Alors que la « crise » économique précarise toujours davantage les prolétaires dans le monde entier, on a largement observé ces dernières décennies, là où s’était naguère manifestée une aspiration à la libération sexuelle, un repli frileux sur le couple et la famille. On aurait cependant tort d’y voir une contradiction ou une faille dans le système d’exploitation et de domination : sa logique veut au contraire que le capitalisme s’emploie à fragiliser la condition des exploité-e-s afin de mieux les tenir à sa merci dans la production, mais que dans les relations privées règne l’ordre patriarcal.

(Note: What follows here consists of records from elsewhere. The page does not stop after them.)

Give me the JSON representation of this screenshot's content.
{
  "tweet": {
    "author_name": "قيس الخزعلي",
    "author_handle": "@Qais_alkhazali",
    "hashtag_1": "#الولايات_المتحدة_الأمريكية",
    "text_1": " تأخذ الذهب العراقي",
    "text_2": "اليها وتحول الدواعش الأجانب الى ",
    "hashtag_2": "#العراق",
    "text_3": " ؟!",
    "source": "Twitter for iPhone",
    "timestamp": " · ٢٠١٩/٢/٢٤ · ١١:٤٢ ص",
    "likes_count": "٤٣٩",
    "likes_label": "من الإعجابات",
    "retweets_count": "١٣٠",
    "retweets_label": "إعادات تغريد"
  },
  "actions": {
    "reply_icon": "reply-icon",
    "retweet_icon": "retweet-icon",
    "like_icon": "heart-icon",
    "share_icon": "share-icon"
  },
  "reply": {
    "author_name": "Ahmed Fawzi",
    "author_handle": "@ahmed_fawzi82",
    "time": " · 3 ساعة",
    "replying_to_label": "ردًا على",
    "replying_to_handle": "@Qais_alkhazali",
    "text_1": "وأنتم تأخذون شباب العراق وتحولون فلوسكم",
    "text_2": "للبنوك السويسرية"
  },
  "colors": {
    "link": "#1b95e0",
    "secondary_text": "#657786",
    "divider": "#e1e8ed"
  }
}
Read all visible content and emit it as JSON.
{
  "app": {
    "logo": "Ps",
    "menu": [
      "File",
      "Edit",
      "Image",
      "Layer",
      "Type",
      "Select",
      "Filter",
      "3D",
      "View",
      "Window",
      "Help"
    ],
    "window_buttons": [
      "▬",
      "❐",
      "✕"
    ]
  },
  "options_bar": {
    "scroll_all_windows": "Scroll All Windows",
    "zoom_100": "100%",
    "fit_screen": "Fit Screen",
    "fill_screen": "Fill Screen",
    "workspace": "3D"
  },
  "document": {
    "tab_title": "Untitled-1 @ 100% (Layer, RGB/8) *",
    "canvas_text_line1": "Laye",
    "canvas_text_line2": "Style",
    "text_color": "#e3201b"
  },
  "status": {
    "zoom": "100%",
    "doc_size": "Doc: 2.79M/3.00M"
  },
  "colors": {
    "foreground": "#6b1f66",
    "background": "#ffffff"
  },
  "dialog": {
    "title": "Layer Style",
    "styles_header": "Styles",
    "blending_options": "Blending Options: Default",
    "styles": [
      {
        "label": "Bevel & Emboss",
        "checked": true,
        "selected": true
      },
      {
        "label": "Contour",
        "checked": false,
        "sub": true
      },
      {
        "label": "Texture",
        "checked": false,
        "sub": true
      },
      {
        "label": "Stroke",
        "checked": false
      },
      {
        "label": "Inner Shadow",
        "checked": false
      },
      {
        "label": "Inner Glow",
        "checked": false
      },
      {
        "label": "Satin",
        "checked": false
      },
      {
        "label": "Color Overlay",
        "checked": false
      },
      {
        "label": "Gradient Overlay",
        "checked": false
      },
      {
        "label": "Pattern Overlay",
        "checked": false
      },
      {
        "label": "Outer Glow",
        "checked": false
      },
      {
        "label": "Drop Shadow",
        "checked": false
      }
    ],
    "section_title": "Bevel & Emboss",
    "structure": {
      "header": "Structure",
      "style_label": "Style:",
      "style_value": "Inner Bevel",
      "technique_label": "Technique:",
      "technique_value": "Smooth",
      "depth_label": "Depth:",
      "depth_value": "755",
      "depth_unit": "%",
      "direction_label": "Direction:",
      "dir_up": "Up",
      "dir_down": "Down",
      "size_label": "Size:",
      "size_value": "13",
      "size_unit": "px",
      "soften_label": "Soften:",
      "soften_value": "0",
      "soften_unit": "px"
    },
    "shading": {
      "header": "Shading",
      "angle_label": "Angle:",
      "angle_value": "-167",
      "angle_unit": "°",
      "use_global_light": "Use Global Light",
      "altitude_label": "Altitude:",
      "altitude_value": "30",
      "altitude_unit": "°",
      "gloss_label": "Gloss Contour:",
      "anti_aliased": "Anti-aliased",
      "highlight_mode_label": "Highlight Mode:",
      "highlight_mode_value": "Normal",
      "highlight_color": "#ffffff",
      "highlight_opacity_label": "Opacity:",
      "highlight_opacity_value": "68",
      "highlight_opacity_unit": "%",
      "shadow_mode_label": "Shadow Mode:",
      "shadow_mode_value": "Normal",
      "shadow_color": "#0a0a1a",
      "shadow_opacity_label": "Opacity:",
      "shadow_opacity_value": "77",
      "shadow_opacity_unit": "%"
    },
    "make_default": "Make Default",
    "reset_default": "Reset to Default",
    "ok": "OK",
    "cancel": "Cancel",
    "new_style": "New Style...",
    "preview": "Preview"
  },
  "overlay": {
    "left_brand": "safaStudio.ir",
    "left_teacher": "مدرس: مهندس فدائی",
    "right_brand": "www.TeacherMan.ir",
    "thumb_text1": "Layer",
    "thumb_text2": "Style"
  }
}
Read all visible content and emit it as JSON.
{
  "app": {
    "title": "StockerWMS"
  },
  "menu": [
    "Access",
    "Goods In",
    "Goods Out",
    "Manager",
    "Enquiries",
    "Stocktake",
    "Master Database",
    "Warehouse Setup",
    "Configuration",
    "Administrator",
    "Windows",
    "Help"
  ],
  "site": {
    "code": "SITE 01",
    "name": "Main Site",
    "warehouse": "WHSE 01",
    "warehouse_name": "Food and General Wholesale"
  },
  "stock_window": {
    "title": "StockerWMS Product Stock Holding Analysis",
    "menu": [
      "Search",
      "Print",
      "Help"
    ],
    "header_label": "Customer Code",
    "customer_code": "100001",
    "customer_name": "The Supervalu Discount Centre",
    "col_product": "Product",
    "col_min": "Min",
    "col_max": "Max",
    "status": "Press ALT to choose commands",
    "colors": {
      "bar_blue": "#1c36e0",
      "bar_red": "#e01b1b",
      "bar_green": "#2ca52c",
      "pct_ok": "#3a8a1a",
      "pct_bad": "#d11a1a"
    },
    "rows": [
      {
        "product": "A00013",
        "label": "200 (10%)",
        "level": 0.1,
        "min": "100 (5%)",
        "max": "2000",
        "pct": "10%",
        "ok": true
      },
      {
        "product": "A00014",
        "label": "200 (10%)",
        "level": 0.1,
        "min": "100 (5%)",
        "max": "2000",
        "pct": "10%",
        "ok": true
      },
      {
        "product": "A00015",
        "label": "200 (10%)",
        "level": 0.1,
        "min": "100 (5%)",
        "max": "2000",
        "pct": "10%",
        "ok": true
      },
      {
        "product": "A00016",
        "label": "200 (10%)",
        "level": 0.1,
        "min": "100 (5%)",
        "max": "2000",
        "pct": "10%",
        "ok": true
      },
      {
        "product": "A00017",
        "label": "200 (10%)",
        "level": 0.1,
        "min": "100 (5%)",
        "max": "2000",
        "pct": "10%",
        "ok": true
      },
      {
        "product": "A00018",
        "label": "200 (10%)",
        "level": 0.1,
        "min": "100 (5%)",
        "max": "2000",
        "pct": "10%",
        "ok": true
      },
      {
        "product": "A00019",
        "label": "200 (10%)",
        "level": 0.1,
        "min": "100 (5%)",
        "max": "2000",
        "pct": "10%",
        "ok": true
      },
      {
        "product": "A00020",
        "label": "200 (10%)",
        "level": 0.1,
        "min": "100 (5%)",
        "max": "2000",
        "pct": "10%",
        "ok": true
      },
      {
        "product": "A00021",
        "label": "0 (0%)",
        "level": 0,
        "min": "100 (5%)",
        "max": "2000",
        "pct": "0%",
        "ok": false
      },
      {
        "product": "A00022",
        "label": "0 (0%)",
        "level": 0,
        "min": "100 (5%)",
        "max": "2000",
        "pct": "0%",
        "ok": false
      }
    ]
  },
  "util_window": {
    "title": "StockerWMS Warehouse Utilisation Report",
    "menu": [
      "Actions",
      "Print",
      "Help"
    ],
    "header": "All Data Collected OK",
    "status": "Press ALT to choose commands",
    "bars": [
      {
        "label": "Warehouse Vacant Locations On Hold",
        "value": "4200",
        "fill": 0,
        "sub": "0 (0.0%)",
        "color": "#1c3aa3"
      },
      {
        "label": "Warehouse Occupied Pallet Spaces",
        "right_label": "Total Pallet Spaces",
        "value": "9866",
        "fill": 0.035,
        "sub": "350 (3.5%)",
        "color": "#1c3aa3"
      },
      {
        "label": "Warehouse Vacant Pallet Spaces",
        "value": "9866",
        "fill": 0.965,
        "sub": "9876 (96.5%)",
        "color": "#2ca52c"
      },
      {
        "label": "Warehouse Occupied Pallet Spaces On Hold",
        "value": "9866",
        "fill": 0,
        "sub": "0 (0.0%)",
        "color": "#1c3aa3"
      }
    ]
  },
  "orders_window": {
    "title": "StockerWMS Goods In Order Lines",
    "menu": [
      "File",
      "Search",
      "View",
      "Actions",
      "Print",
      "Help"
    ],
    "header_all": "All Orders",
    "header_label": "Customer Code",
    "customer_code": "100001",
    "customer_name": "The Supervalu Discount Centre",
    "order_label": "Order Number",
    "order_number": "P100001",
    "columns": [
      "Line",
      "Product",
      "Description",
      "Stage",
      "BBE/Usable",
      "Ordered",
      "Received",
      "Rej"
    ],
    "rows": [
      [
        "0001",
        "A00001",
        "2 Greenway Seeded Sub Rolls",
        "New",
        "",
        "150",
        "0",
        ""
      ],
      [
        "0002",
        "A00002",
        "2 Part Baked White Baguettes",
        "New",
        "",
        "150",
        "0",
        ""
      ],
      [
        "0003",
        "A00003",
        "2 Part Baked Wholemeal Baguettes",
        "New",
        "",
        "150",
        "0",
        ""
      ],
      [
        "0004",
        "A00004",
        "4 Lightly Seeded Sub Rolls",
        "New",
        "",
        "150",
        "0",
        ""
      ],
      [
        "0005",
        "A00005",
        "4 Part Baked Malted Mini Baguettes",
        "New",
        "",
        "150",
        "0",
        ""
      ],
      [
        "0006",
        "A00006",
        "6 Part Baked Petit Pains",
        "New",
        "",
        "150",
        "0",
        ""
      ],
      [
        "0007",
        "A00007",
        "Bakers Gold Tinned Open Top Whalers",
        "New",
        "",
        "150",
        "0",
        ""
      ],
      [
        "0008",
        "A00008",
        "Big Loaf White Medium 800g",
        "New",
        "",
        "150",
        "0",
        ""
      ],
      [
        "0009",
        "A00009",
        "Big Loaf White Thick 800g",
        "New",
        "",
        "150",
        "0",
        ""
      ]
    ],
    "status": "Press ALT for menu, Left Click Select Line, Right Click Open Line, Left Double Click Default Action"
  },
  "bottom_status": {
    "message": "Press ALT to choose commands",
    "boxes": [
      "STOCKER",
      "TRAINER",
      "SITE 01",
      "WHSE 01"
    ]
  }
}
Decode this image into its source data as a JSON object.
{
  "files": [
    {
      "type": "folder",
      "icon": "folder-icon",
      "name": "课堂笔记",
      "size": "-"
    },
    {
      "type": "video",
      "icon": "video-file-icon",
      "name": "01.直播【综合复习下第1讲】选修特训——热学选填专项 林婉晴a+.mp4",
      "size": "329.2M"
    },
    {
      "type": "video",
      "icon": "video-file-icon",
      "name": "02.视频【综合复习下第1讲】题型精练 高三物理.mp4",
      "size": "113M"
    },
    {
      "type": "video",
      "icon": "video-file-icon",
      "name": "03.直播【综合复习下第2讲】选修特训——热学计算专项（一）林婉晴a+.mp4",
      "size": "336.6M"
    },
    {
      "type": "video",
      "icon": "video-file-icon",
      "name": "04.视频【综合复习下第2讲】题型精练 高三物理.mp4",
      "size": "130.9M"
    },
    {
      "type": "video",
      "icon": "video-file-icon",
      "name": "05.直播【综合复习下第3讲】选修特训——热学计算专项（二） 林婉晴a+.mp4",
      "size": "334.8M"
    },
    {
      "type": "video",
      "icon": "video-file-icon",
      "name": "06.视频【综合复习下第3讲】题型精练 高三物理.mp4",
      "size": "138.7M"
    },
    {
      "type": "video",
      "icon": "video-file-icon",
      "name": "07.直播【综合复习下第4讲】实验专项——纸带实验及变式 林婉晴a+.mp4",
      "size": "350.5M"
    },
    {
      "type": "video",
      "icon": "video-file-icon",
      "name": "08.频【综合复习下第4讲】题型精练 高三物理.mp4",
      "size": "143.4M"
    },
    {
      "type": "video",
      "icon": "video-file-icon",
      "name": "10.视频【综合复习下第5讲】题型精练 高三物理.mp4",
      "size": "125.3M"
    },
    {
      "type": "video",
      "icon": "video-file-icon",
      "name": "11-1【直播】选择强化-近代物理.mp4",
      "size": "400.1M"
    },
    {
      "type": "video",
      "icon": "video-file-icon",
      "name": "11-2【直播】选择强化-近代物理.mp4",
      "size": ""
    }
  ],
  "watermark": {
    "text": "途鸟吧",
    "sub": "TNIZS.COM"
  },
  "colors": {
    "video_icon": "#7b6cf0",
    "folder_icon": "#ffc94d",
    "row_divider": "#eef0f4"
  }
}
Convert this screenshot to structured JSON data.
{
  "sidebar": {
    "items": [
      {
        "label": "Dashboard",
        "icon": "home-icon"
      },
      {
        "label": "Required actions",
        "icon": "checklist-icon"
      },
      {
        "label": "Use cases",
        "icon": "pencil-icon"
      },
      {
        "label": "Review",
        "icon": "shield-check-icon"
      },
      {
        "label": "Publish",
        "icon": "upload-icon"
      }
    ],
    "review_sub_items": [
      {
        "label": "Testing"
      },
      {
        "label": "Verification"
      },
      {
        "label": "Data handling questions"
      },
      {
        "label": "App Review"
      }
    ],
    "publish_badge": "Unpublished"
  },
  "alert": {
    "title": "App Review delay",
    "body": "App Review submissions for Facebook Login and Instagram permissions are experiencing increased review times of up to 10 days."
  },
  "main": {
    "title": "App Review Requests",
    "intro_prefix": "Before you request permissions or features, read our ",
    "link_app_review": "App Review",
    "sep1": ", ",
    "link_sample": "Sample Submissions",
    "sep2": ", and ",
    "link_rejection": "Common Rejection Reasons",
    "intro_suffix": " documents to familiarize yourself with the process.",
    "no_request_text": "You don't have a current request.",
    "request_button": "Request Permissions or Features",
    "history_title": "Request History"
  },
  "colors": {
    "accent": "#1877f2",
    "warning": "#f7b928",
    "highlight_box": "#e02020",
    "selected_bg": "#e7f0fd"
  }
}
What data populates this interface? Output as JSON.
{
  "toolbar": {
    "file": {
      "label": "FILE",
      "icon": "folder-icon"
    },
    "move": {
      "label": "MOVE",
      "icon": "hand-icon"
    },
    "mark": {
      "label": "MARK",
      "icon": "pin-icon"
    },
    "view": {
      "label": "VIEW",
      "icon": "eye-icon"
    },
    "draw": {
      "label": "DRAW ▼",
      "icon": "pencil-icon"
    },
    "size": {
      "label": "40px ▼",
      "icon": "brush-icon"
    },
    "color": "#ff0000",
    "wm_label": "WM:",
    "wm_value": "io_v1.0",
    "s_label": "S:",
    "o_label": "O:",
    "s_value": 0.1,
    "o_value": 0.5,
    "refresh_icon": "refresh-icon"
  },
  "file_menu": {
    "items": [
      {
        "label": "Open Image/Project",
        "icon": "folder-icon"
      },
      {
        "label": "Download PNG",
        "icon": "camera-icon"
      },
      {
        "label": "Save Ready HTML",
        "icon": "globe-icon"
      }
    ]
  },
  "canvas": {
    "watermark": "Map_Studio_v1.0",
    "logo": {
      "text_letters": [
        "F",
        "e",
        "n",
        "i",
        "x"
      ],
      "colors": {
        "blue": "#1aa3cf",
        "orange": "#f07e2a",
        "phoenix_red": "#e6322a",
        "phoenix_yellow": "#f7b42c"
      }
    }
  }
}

En France, tandis que les attaques contre les salarié-e-s tendent à faire peu à peu oublier les acquis des « trente glorieuses », avec le laminage des protections juridiques comme avec le développement des délocalisations, des licenciements et du chômage, le reflux des mouvements contestataires y cantonne la plupart des revendications au terrain réformiste, et en général institutionnel, en plaçant leurs acteurs et actrices dans la position de « victimes » d’injustices que les pouvoirs publics doivent et se donnent le « devoir » de réparer. Une dérive qui, elle aussi, arrange les gouvernants : non seulement le risque de subversion s’en trouve réduit à la portion congrue, mais le « beau rôle » leur revient. Le discours féministe n’a-t-il pas été régurgité par eux en « parité entre les sexes dans les fonctions publiques » ? La lutte pour faire admettre l’existence des diverses sexualités n’a-t-elle pas été recyclée, au mieux, en campagnes médiatiques et textes législatifs contre l’homophobie ?
La capacité d’assimilation que possède le système s’apprécie là : si chaque « avancée » sociale est le produit d’une lutte, il s’en empare dès qu’il y perçoit un potentiel de marché et profit. Le droit à la contraception et à l’avortement gagné par la lutte des femmes a aussi favorisé le travail salarié féminin dont a eu besoin le capitalisme à une phase de son développement. Bref, toute revendication aboutie fait l’objet d’une « normalisation » – et ainsi se réécrit l’histoire sociale.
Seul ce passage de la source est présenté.